Risco previdenciário pode levar à inconstitucionalidade do Cota Zero pelo STF; audiência está marcada para amanhã (02)

Ministro André Mendonça é quem analisa o caso no Supremo.

Por Bruna Pinheiro / Formad

Quase um mês depois da primeira data marcada, a audiência de conciliação convocada pelo Supremo Tribunal Federal (STF) para discutir a inconstitucionalidade do Cota Zero deve acontecer. A reunião está marcada para às 10h (horário de Brasília) desta terça-feira (02), na sede do Supremo na capital federal. A Lei que proíbe o armazenamento, comércio e transporte do pescado em Mato Grosso por cinco anos é alvo de três ações de inconstitucionalidade, sob relatoria do ministro André Mendonça. Entre os principais argumentos utilizados está o risco previdenciário da proibição, com a perda de benefícios sociais para mais de 16 mil famílias de pescadoras e pescadores, além da ausência de estudos técnicos que atestem a redução do estoque pesqueiro, como argumenta o Governo estadual.

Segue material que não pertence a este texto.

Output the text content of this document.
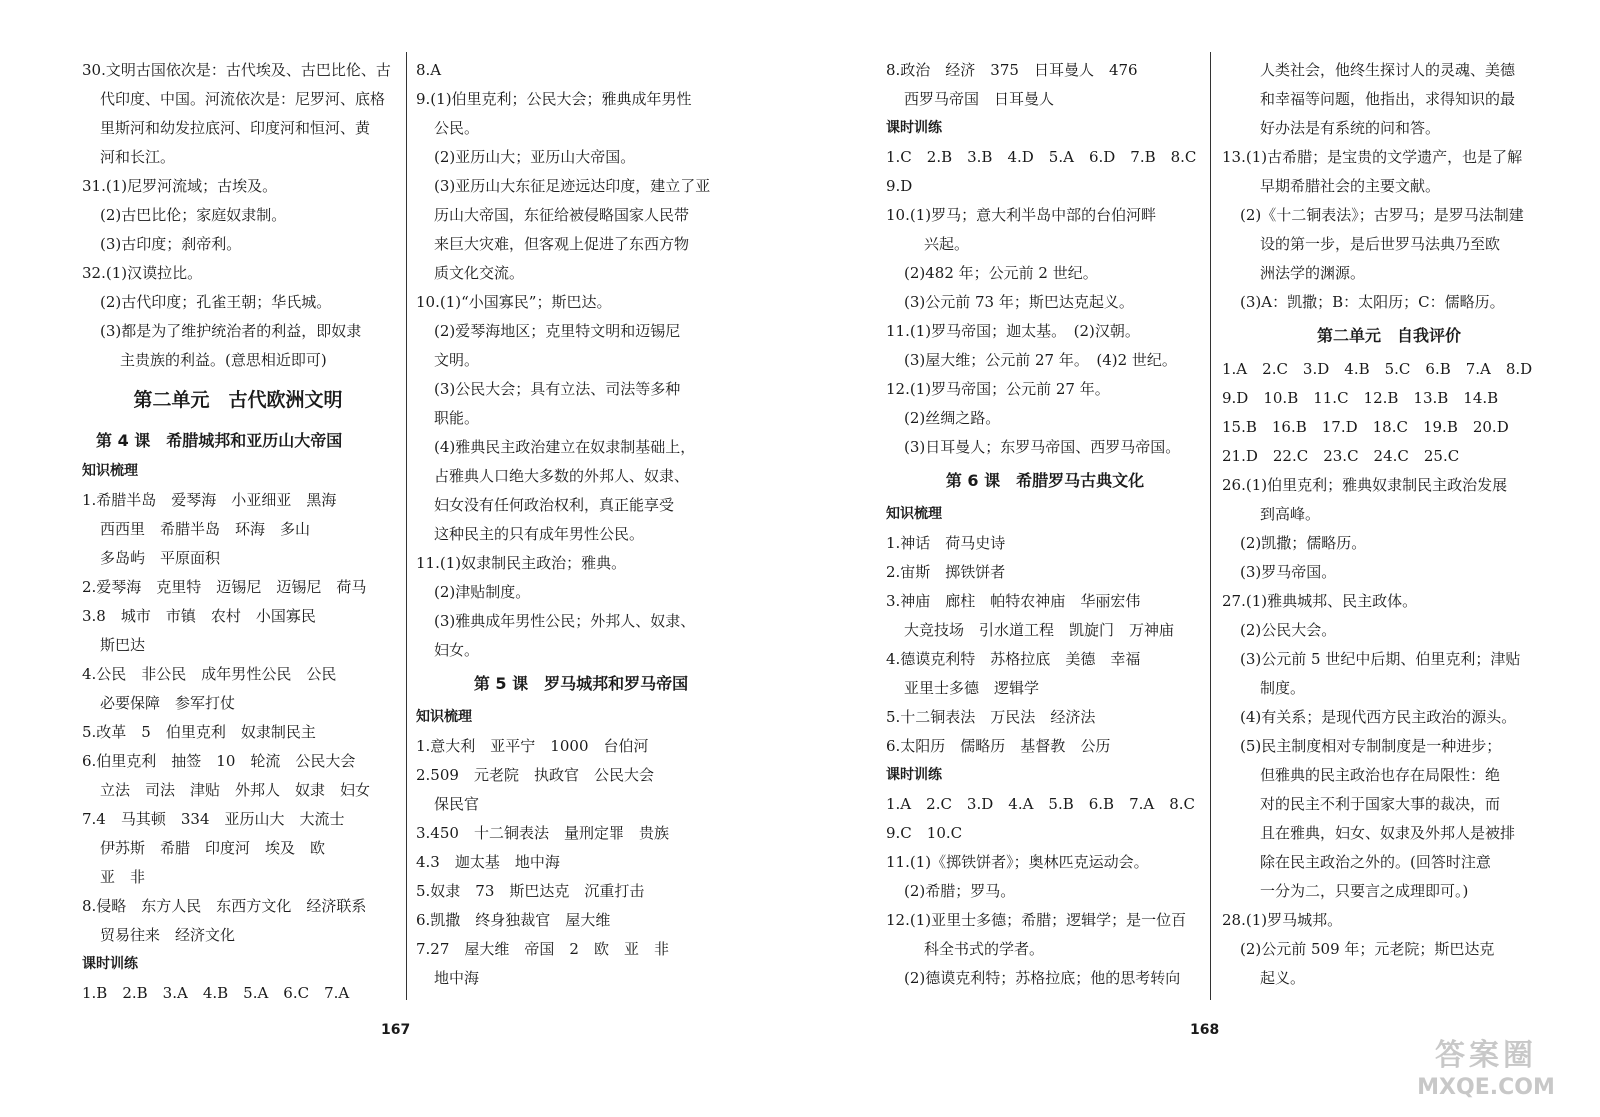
30.文明古国依次是：古代埃及、古巴比伦、古
代印度、中国。河流依次是：尼罗河、底格
里斯河和幼发拉底河、印度河和恒河、黄
河和长江。
31.(1)尼罗河流域；古埃及。
(2)古巴比伦；家庭奴隶制。
(3)古印度；刹帝利。
32.(1)汉谟拉比。
(2)古代印度；孔雀王朝；华氏城。
(3)都是为了维护统治者的利益，即奴隶
主贵族的利益。(意思相近即可)
第二单元　古代欧洲文明
第 4 课　希腊城邦和亚历山大帝国
知识梳理
1.希腊半岛　爱琴海　小亚细亚　黑海
西西里　希腊半岛　环海　多山
多岛屿　平原面积
2.爱琴海　克里特　迈锡尼　迈锡尼　荷马
3.8　城市　市镇　农村　小国寡民
斯巴达
4.公民　非公民　成年男性公民　公民
必要保障　参军打仗
5.改革　5　伯里克利　奴隶制民主
6.伯里克利　抽签　10　轮流　公民大会
立法　司法　津贴　外邦人　奴隶　妇女
7.4　马其顿　334　亚历山大　大流士
伊苏斯　希腊　印度河　埃及　欧
亚　非
8.侵略　东方人民　东西方文化　经济联系
贸易往来　经济文化
课时训练
1.B　2.B　3.A　4.B　5.A　6.C　7.A
8.A
9.(1)伯里克利；公民大会；雅典成年男性
公民。
(2)亚历山大；亚历山大帝国。
(3)亚历山大东征足迹远达印度，建立了亚
历山大帝国，东征给被侵略国家人民带
来巨大灾难，但客观上促进了东西方物
质文化交流。
10.(1)“小国寡民”；斯巴达。
(2)爱琴海地区；克里特文明和迈锡尼
文明。
(3)公民大会；具有立法、司法等多种
职能。
(4)雅典民主政治建立在奴隶制基础上，
占雅典人口绝大多数的外邦人、奴隶、
妇女没有任何政治权利，真正能享受
这种民主的只有成年男性公民。
11.(1)奴隶制民主政治；雅典。
(2)津贴制度。
(3)雅典成年男性公民；外邦人、奴隶、
妇女。
第 5 课　罗马城邦和罗马帝国
知识梳理
1.意大利　亚平宁　1000　台伯河
2.509　元老院　执政官　公民大会
保民官
3.450　十二铜表法　量刑定罪　贵族
4.3　迦太基　地中海
5.奴隶　73　斯巴达克　沉重打击
6.凯撒　终身独裁官　屋大维
7.27　屋大维　帝国　2　欧　亚　非
地中海
8.政治　经济　375　日耳曼人　476
西罗马帝国　日耳曼人
课时训练
1.C　2.B　3.B　4.D　5.A　6.D　7.B　8.C
9.D
10.(1)罗马；意大利半岛中部的台伯河畔
兴起。
(2)482 年；公元前 2 世纪。
(3)公元前 73 年；斯巴达克起义。
11.(1)罗马帝国；迦太基。　(2)汉朝。
(3)屋大维；公元前 27 年。　(4)2 世纪。
12.(1)罗马帝国；公元前 27 年。
(2)丝绸之路。
(3)日耳曼人；东罗马帝国、西罗马帝国。
第 6 课　希腊罗马古典文化
知识梳理
1.神话　荷马史诗
2.宙斯　掷铁饼者
3.神庙　廊柱　帕特农神庙　华丽宏伟
大竞技场　引水道工程　凯旋门　万神庙
4.德谟克利特　苏格拉底　美德　幸福
亚里士多德　逻辑学
5.十二铜表法　万民法　经济法
6.太阳历　儒略历　基督教　公历
课时训练
1.A　2.C　3.D　4.A　5.B　6.B　7.A　8.C
9.C　10.C
11.(1)《掷铁饼者》；奥林匹克运动会。
(2)希腊；罗马。
12.(1)亚里士多德；希腊；逻辑学；是一位百
科全书式的学者。
(2)德谟克利特；苏格拉底；他的思考转向
人类社会，他终生探讨人的灵魂、美德
和幸福等问题，他指出，求得知识的最
好办法是有系统的问和答。
13.(1)古希腊；是宝贵的文学遗产，也是了解
早期希腊社会的主要文献。
(2)《十二铜表法》；古罗马；是罗马法制建
设的第一步，是后世罗马法典乃至欧
洲法学的渊源。
(3)A：凯撒；B：太阳历；C：儒略历。
第二单元　自我评价
1.A　2.C　3.D　4.B　5.C　6.B　7.A　8.D
9.D　10.B　11.C　12.B　13.B　14.B
15.B　16.B　17.D　18.C　19.B　20.D
21.D　22.C　23.C　24.C　25.C
26.(1)伯里克利；雅典奴隶制民主政治发展
到高峰。
(2)凯撒；儒略历。
(3)罗马帝国。
27.(1)雅典城邦、民主政体。
(2)公民大会。
(3)公元前 5 世纪中后期、伯里克利；津贴
制度。
(4)有关系；是现代西方民主政治的源头。
(5)民主制度相对专制制度是一种进步；
但雅典的民主政治也存在局限性：绝
对的民主不利于国家大事的裁决，而
且在雅典，妇女、奴隶及外邦人是被排
除在民主政治之外的。(回答时注意
一分为二，只要言之成理即可。)
28.(1)罗马城邦。
(2)公元前 509 年；元老院；斯巴达克
起义。
167	168
答案圈
MXQE.COM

Para esta rodada da conciliação, foram convocadas as mesmas instituições estaduais e federais participantes da primeira audiência, em janeiro. Parte delas, inclusive, já se posicionou contra à Lei. “Desde o início da tramitação alertamos sobre o racismo ambiental, a ausência de estudos técnicos, de diálogo com as populações envolvidas, do risco à aposentadoria e benefícios sociais e outros argumentos que atestam a inconstitucionalidade do Cota Zero. Sabemos as verdadeiras intenções do Governo de Mato Grosso em extinguir um modo de vida que hoje representa a resistência e proteção de nossas bacias. Neste quase um ano de luta pela derrubada do Cota Zero, uma série de documentos técnicos e manifestações foram apresentadas, enquanto o Governo segue sem argumentos plausíveis”, afirma o secretário executivo do Fórum Popular Socioambiental de Mato Grosso (Formad), Herman Oliveira.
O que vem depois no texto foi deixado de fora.